0

I'm trying to parse a document using Apache Tika that unfortunately replaces some character sequences - "ti", "fb" for example - with the an unknown Unicode symbol. I don't see a way to manage this using Tika itself, as the replacement character seems to be coming from PDFBox.

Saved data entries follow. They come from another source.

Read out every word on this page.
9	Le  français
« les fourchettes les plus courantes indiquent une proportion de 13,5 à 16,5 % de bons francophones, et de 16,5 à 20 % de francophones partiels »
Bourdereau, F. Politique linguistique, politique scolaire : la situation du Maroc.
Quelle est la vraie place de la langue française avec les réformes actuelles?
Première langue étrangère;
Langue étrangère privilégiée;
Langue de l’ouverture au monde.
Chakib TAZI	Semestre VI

I also noticed that the character sequences in question are not part of the GlyphList. Would it be possible to add the sequences and a mapping to the GlyphList to get the expected output? I'm using Tika 1.21 with PDFBox 2.0.15.

Fran
  • 51
  • 5
  • 2
    Those appear to be ligatures – chiliNUT Nov 20 '19 at 20:13
  • 1
    https://stackoverflow.com/questions/22348632/handle-ligatures-in-apache-tika – chiliNUT Nov 20 '19 at 20:14
  • Yes, they do appear to be ligatures or some other diglyphs; however, these particular combinations do not get handled by default. Others, such as "ff", seem to be known to PDFBox. – Fran Nov 20 '19 at 20:18
  • 1
    What happens if you copy paste from Adobe Reader? – Tilman Hausherr Nov 21 '19 at 04:20
  • Using the evince reader, I have the word "interesting" in the .pdf. I can find "interes". It cannot find "interest". – Fran Nov 21 '19 at 16:31
  • Same with Adobe Acrobat. No "t" is found in the string. – Fran Nov 21 '19 at 16:36
  • Then it is your PDF that is to blame: https://pdfbox.apache.org/2.0/faq.html#text-extraction – Tilman Hausherr Nov 22 '19 at 10:23
  • Ok. So are you confident that there is nothing that can be done to fix or handle the situation by configuring PDFBox or lower-level libraries? – Fran Nov 22 '19 at 16:50
  • Yes. It might be possible to fix that PDF itself. But that would be a lot of work. https://stackoverflow.com/questions/39485920/how-to-add-unicode-in-truetype0font-on-pdfbox-2-0-0/39644941 – Tilman Hausherr Nov 25 '19 at 10:34

0 Answers0